I am not a particularly crafty person, but when I realized I would miss the baby shower for my first grandchild, I knew I wanted to do something special. I started with a basic DIY (Do It Yourself) Baby Boy search on Pinterest and was soon flooded with ideas. Most of them I would never have been able to pull off, but I kept coming back to some pictures of decorated onesies. This was a popular activity at some baby showers and seemed simple enough that I could do it myself. Plus since I was traveling I knew I could visit several Goodwill stores and see if I could pick up some onesie bargains. I absolutely did, finding several onesies under $2 and I also bough some brand new ones at Target that were reasonably priced.
Armed with the onesies, I next needed to buy some supplies and visited Hobby Lobby, Jo-Ann’s Fabric, and Michael’s. I ended up getting supplies from every store and used 40% – 50% coupons that I found online at every one. All in I think I spent less than $75, which was pretty reasonable considering how many onesies I made. Once the supplies were gathered I decided to wait until I saw a friend of mine. Sue is an experienced quilter and has a high-end sewing machine. I also knew she would be supportive as I stumbled my way through the activity and could jump in if I had any major issues. I had decided to try multiple techniques all in one go, to see which were the easiest and which kept the cloth feeling soft.
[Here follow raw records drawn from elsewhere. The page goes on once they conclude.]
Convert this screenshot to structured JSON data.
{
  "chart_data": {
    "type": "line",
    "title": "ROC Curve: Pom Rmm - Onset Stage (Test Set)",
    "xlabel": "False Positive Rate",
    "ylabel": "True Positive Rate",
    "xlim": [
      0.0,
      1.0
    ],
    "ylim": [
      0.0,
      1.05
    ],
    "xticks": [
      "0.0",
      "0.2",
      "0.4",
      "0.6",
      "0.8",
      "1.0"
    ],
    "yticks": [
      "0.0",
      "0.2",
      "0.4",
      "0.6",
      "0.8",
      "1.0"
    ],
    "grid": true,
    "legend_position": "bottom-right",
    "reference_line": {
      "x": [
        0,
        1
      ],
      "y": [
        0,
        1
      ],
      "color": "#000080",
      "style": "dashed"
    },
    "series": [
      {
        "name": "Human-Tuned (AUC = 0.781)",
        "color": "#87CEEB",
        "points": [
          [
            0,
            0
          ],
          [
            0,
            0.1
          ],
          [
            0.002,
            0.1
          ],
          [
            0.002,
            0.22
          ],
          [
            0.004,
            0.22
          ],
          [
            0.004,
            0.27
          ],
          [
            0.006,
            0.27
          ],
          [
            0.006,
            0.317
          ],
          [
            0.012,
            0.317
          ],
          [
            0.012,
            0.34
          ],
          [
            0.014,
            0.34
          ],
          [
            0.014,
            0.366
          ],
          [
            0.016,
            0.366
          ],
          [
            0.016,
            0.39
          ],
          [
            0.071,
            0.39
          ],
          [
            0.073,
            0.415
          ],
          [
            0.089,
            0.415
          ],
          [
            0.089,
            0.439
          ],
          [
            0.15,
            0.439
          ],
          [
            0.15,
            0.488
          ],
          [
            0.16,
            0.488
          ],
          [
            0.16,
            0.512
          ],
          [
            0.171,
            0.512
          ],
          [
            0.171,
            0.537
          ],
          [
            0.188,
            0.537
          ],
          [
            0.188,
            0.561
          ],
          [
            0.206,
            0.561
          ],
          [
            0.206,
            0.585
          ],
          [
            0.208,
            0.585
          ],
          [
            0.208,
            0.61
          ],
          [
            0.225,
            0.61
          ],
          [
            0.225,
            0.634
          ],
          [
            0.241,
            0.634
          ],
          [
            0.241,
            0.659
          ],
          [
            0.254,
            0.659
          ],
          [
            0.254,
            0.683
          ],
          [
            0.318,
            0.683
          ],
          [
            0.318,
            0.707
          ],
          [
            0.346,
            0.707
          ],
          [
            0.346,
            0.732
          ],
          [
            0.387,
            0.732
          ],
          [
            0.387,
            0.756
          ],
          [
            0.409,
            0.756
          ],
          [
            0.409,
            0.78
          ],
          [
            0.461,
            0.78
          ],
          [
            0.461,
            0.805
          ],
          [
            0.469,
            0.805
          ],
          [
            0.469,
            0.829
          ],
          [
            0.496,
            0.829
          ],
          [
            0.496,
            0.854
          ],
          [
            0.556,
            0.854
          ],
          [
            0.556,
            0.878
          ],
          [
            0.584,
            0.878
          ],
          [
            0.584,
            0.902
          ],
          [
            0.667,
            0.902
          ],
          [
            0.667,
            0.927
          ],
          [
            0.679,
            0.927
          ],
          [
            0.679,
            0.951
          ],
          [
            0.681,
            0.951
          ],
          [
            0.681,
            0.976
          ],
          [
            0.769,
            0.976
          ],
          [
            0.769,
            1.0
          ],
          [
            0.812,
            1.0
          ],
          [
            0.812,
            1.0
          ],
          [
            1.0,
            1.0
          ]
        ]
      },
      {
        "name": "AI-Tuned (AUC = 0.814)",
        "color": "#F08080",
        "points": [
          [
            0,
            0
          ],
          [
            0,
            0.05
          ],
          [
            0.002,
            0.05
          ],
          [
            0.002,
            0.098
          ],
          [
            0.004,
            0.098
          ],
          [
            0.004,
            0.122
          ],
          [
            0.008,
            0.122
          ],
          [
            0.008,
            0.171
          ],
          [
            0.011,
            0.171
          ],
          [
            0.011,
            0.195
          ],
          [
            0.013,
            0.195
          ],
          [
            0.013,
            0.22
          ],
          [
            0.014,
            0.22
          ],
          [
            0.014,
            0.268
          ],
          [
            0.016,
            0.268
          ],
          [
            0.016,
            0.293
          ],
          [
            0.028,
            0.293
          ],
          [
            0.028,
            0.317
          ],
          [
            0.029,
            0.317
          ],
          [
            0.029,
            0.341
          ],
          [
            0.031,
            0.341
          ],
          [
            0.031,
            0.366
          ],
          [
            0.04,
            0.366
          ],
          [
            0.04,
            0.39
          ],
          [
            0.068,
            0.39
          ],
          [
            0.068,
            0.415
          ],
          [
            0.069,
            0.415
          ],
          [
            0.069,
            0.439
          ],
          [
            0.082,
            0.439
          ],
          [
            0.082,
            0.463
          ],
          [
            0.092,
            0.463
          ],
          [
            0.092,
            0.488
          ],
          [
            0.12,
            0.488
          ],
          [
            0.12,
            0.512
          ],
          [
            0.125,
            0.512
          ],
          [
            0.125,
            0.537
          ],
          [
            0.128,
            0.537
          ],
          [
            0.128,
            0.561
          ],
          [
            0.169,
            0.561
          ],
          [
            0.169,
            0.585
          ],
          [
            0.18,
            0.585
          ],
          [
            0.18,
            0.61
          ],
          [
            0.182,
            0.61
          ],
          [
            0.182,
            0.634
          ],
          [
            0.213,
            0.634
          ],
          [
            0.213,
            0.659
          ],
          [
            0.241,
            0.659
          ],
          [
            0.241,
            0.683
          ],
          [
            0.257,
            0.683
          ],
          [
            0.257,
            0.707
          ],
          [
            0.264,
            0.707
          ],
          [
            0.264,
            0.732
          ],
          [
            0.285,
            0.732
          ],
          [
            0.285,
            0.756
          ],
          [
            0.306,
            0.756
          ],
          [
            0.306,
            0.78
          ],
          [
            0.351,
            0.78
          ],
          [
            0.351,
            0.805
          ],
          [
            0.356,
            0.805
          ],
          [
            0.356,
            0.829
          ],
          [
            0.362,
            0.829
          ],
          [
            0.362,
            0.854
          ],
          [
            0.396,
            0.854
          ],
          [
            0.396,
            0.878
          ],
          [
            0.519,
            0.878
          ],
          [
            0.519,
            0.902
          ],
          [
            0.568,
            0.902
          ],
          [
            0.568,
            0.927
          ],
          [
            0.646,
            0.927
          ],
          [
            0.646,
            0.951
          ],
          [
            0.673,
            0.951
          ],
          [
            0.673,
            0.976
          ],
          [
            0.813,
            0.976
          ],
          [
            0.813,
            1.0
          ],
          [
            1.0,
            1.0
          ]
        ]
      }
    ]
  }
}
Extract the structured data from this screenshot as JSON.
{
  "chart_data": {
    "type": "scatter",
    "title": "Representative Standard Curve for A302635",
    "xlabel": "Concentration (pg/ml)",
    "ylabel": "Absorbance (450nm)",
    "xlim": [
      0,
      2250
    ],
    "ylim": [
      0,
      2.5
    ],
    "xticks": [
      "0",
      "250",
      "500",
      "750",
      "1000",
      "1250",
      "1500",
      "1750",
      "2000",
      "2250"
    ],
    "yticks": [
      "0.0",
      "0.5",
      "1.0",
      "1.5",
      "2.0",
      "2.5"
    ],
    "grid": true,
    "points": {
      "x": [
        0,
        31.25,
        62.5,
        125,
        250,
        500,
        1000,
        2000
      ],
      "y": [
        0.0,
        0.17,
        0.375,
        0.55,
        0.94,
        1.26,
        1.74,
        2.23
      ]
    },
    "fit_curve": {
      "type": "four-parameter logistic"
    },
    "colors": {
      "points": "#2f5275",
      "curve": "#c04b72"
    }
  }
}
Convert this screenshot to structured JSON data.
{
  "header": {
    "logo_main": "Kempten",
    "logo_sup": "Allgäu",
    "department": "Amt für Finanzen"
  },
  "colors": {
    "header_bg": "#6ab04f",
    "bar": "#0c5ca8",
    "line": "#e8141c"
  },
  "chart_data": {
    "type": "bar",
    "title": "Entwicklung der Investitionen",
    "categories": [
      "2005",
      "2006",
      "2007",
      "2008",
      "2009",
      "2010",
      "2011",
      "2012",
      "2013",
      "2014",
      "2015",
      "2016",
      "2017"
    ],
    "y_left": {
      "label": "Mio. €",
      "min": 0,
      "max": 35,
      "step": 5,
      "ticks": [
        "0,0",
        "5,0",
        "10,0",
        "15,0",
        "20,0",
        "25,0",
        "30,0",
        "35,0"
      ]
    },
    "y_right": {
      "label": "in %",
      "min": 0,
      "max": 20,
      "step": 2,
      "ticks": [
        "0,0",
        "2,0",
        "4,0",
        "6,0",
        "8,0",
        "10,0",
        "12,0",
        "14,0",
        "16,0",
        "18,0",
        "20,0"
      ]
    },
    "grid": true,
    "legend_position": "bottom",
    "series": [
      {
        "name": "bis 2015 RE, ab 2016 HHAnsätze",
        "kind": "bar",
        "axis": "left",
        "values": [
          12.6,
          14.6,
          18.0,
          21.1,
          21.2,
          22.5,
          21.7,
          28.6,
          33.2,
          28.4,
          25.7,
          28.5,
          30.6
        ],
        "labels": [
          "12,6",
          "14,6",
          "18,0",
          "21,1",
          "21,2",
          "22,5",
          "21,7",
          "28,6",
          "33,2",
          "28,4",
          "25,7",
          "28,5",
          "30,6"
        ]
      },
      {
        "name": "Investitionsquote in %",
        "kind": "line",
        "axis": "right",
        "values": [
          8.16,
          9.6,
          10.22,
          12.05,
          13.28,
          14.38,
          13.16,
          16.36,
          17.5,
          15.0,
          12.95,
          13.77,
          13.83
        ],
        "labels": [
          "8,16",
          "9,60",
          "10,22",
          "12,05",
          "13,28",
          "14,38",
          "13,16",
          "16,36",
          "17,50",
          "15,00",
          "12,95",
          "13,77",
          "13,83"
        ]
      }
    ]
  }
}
Since Sue had lots of equipment, I brought my supplies to her place and we laid the onesies out and paired them with the designs I wanted to do. Then we started with the simplest techniques, the first of which was iron on patches. I had looked for on sale or clearance patches in every store and ended up finding some really cute ones, all under $3.
The iron ons were great and probably my favorite thing, but unfortunately I accidentally bought two patches that were sew on. Sue suggested that instead of sewing them we use Lite Steam -A- Steam2 dual stick paper. The only tough thing about this paper is you need to cut out the paper to match your patch and the tent in particular was difficult. Luckily Sue had a rotary knife along with a great cutting board with ruler.
Sue did a great job and showed me how it worked, but my big takeaway was to make sure I bought iron patches. It was way more work than the other patches had been and I would only do that for something really special.
Next we decide to try transfers. I had purchased both Fusible Cotton Fabric Sheets and Inkjet Transfer Magic paper because I wanted to try both and see how they impacted the clothes. I went online and searched for free patterns and after some digging I found several. Unfortunately I didn’t understand that the cotton fabric sheets are ironed right side up on the shirt and wasted a sheet by printing them in reverse. The Transfer paper has to be a reverse image, but this was very easy to do by selecting the Mirror Image box under advanced printer settings.
The biggest difference between the two was how stiff they felt. The iron on paper you could barely feel the difference but the iron on fabric was pretty stiff. This may change with additional washings, but overall I think I prefer the paper better.
Next I wanted to try to use Hodge Podge, which is a fabric glue. I had read that I could take material and cut out parts of it and glue them onto onesies. I had never done this before, but found some fabric at Hobby Lobby I liked. I learned I could get as much or as little as I wanted so my piece of fabric only cost $2.50. Then I cut out the parts I wanted and glued them on a used onesie. The Hodge Podge worked very well, but it was messy. Not sure how these will hold up after washing, but it is very solid now.
After finishing the patches we decided to tackle two more difficult designs that required sewing. I saw these really cute pictures of onesies, but I didn’t think I could do it alone First I went online and found templates, and then printed them and cut them out. Sue cut the fabric to match the template and we used steam a seam to hold it down.
I absolutely loved this one, but think it was a little outside of my ability. Of course I could have hand sewed it, but it never would have looked this nice. Finally we decided to do the vest and I wanted to add a bandanna so it looked like a cowboy outfit. I used brown swatches and a cheap bandanna and it turned out really great. Sue thought this would be too hard to sew, and we just used the Steam paper. It seemed to be just fine, and the only really tough part was figuring out exactly how the bandanna should go. So happy with the final result.
It was a really fun day and not only did I make inexpensive presents for my daughter I learned some things and have lots of materials to make more. Sue thank you very much for holding my hand through the experience and sharing the time with me. It was really special.